Simple Rails Maintenance Mode
As I write this, I'm sitting at home in the dark. Sweat beads forming on my forehead as the 90° weather outside suddenly discovers there's no air conditioning to keep it at bay. Yes, I am the victim of a power outage. An all too present reminder that downtime happens.
Downtime is an unfortunate reality of working in IT. Whether it's planned or not, even the likes of Amazon and Google can't be up 100% of the time and neither can you.
When downtime does happen it pays to be ready with a quick response. When faced with a planned downtime a few years ago I searched the internet for a solution for our Ruby applications. Most of the solutions I found involved complex and inflexible web server configurations combined with custom deployment scripts that I wasn't too eager to jump into. So I set out to write a Rack middleware based Ruby gem to make my and other's downtime a little less painful.
The end result is called Turnout. It's one of my more popular open source gems, so I thought it deserved a blog post of it's own.
Getting Started
Installing Turnout is easy. Add gem 'turnout'
to your Gemfile and you're done.
To start and stop maintenance mode just run bundle exec rake maintenance:start
and bundle exec rake maintenance:end
.
Customizing the Maintenance Page
By default Turnout will show a simple page with a 503 status that says "The site is temporarily down for maintenance. Please check back soon." Of course you can easily change this message or even the whole page if you like.
- To provide a quick reason for your downtime just run
bundle exec rake maintenance:start reason="Oopsie :("

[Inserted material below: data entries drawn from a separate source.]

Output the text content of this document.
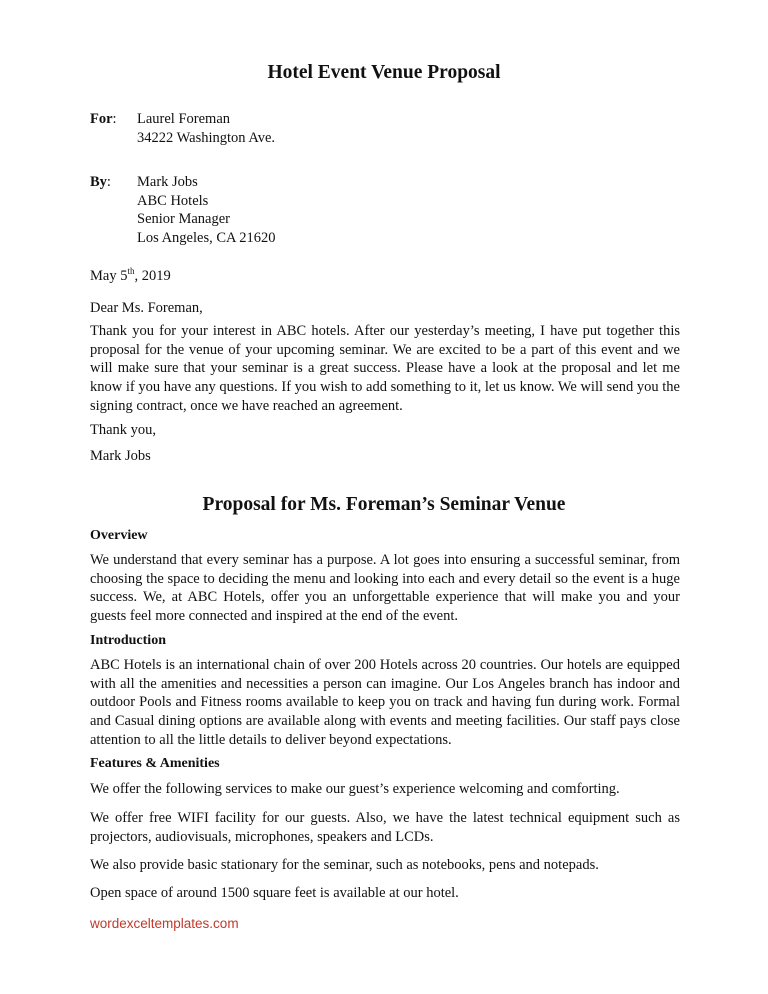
Hotel Event Venue Proposal
For: Laurel Foreman
34222 Washington Ave.
By: Mark Jobs
ABC Hotels
Senior Manager
Los Angeles, CA 21620
May 5th, 2019
Dear Ms. Foreman,
Thank you for your interest in ABC hotels. After our yesterday’s meeting, I have put together this proposal for the venue of your upcoming seminar. We are excited to be a part of this event and we will make sure that your seminar is a great success. Please have a look at the proposal and let me know if you have any questions. If you wish to add something to it, let us know. We will send you the signing contract, once we have reached an agreement.
Thank you,
Mark Jobs
Proposal for Ms. Foreman’s Seminar Venue
Overview
We understand that every seminar has a purpose. A lot goes into ensuring a successful seminar, from choosing the space to deciding the menu and looking into each and every detail so the event is a huge success. We, at ABC Hotels, offer you an unforgettable experience that will make you and your guests feel more connected and inspired at the end of the event.
Introduction
ABC Hotels is an international chain of over 200 Hotels across 20 countries. Our hotels are equipped with all the amenities and necessities a person can imagine. Our Los Angeles branch has indoor and outdoor Pools and Fitness rooms available to keep you on track and having fun during work. Formal and Casual dining options are available along with events and meeting facilities. Our staff pays close attention to all the little details to deliver beyond expectations.
Features & Amenities
We offer the following services to make our guest’s experience welcoming and comforting.
We offer free WIFI facility for our guests. Also, we have the latest technical equipment such as projectors, audiovisuals, microphones, speakers and LCDs.
We also provide basic stationary for the seminar, such as notebooks, pens and notepads.
Open space of around 1500 square feet is available at our hotel.
wordexceltemplates.com
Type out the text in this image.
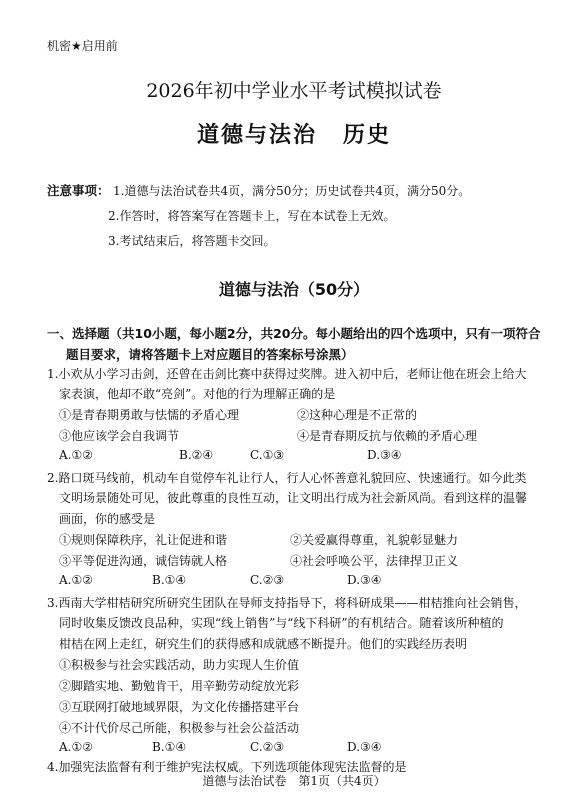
机密★启用前
2026年初中学业水平考试模拟试卷
道德与法治 历史
注意事项： 1.道德与法治试卷共4页，满分50分；历史试卷共4页，满分50分。
2.作答时，将答案写在答题卡上，写在本试卷上无效。
3.考试结束后，将答题卡交回。
道德与法治（50分）
一、选择题（共10小题，每小题2分，共20分。每小题给出的四个选项中，只有一项符合
题目要求，请将答题卡上对应题目的答案标号涂黑）
1.小欢从小学习击剑，还曾在击剑比赛中获得过奖牌。进入初中后，老师让他在班会上给大
家表演，他却不敢“亮剑”。对他的行为理解正确的是
①是青春期勇敢与怯懦的矛盾心理	②这种心理是不正常的
③他应该学会自我调节	④是青春期反抗与依赖的矛盾心理
A.①②	B.②④	C.①③	D.③④
2.路口斑马线前，机动车自觉停车礼让行人，行人心怀善意礼貌回应、快速通行。如今此类
文明场景随处可见，彼此尊重的良性互动，让文明出行成为社会新风尚。看到这样的温馨
画面，你的感受是
①规则保障秩序，礼让促进和谐	②关爱赢得尊重，礼貌彰显魅力
③平等促进沟通，诚信铸就人格	④社会呼唤公平，法律捍卫正义
A.①②	B.①④	C.②③	D.③④
3.西南大学柑桔研究所研究生团队在导师支持指导下，将科研成果——柑桔推向社会销售，
同时收集反馈改良品种，实现“线上销售”与“线下科研”的有机结合。随着该所种植的
柑桔在网上走红，研究生们的获得感和成就感不断提升。他们的实践经历表明
①积极参与社会实践活动，助力实现人生价值
②脚踏实地、勤勉肯干，用辛勤劳动绽放光彩
③互联网打破地域界限，为文化传播搭建平台
④不计代价尽己所能，积极参与社会公益活动
A.①②	B.①④	C.②③	D.③④
4.加强宪法监督有利于维护宪法权威。下列选项能体现宪法监督的是
道德与法治试卷　第1页（共4页）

. - To create your own downtime page just create your own
public/maintenance.html
orpublic/maintenance.json
(for APIs) in your project. If you'd like to have a customizable reason for your maintenance page just add{{ reason }}
in the appropriate place.
Customizing Who Sees the Maintenance Page
The maintenance page is triggered by the presence of a file called maintenance.yml
in your project's ./tmp
directory. You can make changes to this file directly or through arguments passed to the rake maintenance:start
task. The file is read on every request so you can make changes to it without having to restart your application, which can be a bad idea during a maintenance window.
- To allow certain IP addresses, like your own, to bypass the maintenance page just set
allowed_ips
. - If only certain areas of your application are affected by the downtime you can allow certain paths through with the .
allowed_paths
setting.
Caveats
One final word of warning. Turnout injects itself into your application as Rack middleware. So the one condition for Turnout to work is that your application has to be able to at least start up. Things like upgrading Ruby or database downtime (especially with Active Record) can cause problems with your application's startup process, which means Turnout won't even have a chance to run.
For more details and tips be sure to check out Turnout's README on GitHub.
TL;DR: Put gem 'turnout'
in your Gemfile and run rake maintenance:start
/rake maintenance:end
for quick and easy maintenance mode for Rack applications.